1. $\sigma$-algebras, measurability, and measures

Given a set $X$, a measure is a way of assigning volume to certain subsets of $X$. It can be confusing, on first approaching measure theory, to understand why only some subsets of $X$ should be considered measurable. But when we think about how crazy sets can be — completely arbitrary collections of points in $X$ — it shouldn't be so surprising that a consistent theory of measure might only allow us to measure a restricted family of subsets.

So let $\Sigma$ be some collection of subsets of $X$ that we will declare to be "measurable." It will turn out that not any collection $\Sigma$ can reasonably be called measurable; we will discover by investigation what properties $\Sigma$ ought to have. We begin by considering a function $\mu : \Sigma \to [0, \infty],$ which we will call a measure, and which we will think of as assigning volumes to elements of $E$.

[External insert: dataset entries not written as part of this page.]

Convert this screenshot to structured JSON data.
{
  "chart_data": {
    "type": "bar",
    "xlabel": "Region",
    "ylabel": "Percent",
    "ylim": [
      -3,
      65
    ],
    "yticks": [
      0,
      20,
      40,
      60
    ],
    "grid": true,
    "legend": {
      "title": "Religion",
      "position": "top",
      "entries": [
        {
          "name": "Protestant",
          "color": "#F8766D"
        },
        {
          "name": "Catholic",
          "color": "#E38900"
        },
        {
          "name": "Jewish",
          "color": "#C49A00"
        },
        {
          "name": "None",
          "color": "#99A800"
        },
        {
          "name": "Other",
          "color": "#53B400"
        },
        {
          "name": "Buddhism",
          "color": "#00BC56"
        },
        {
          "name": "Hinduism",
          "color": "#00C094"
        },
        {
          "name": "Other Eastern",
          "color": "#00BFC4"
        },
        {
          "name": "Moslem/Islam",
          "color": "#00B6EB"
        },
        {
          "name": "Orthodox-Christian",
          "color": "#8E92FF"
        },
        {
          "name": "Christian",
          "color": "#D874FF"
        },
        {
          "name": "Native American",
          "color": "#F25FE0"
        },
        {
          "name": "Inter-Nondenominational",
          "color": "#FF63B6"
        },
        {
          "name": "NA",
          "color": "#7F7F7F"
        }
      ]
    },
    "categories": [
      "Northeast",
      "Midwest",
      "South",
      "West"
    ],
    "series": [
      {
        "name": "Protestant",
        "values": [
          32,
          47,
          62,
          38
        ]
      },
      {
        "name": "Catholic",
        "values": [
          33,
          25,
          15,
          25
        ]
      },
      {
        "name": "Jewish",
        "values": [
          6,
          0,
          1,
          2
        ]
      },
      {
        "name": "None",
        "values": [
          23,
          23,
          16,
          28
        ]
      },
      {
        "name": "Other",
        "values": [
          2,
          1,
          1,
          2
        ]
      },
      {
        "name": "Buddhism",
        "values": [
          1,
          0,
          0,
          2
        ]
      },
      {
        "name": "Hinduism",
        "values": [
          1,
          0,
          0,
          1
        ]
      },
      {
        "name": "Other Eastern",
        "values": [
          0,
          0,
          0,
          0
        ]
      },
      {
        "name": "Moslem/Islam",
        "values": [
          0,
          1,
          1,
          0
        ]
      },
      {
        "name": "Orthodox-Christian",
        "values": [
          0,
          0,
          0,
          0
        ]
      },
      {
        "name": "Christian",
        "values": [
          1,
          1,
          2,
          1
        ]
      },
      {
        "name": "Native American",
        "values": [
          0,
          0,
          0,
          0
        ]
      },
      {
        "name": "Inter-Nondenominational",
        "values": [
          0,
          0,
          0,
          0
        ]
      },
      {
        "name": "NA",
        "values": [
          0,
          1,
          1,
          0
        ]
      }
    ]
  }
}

There are two obvious properties that $\mu$ should have: (i) it should assign measure zero to the empty set, $\mu(\varnothing) = 0,$ and (ii) if $E_1, E_2 \in \Sigma$ are disjoint, then we should have $\mu(E_1 \cup E_2) = \mu(E_1) \cup \mu(E_2).$ In fact, since we allow the measure of a set to be infinite, we might as well extend property (ii) to sequences of disjoint sets: if $\{E_n\}$ is a sequence in $\Sigma$ of pairwise-disjoint sets, then we should have $\mu(\cup_j E_j) = \sum_j \mu(E_j).$

In order for the preceding paragraph to make sense, we need $\varnothing$ to be contained in $\Sigma$, and we need $\Sigma$ to be closed under countable unions. Another condition that makes sense to impose is that $\mu$ should be able to assign a volume to the full set $X$, whether that volume be finite or infinite; so we should require $X \in \Sigma$. Finally, if we are able to measure the sum of the volume of disjoint sets — $\mu(E_1) + \mu(E_2) = \mu(E_1 \cup E_2)$ — then we really ought to be able to measure the difference in volume of nested sets. That is, if $E_1 \subseteq E_2$ and $E_1, E_2 \in \Sigma$, then we ought to have $\mu(E_2 - E_1) = \mu(E_2) - \mu(E_1).$ So we should impose $E_2 - E_1 \in \Sigma.$

To meet all the criteria of the preceding paragraph, it is sufficient to require that $\Sigma$ (i) contains the empty set, (ii) is closed under complements, and (iii) is closed under countable unions. Any collection of subsets of $X$ satisfying these three properties is called a $\sigma$-algebra on $X$. Once a $\sigma$-algebra has been specified, $X$ is said to be a measurable space and the sets in the $\sigma$-algebra are said to be measurable sets. Standard manipulations in set theory show that conditions (i-iii) imply that $\Sigma$ contains $X = \varnothing^c,$ is closed under countable intersections $\cap_j E_j = (\cup_j E_j^c)^c$, and is closed under set subtractions $A, B \in \Sigma \Rightarrow A - B  = A \cap B^c.$

One can easily show that the intersection of $\sigma$-algebras is a $\sigma$-algebra, which lets us define the $\sigma$-algebra "generated by" any collection of subsets of $X$ as the intersection of all $\sigma$-algebras containing that collection. When $X$ is a topological space, it is often convenient to require that all open sets be measurable; the Borel algebra on $X$ is the $\sigma$-algebra generated by open subsets of $X$.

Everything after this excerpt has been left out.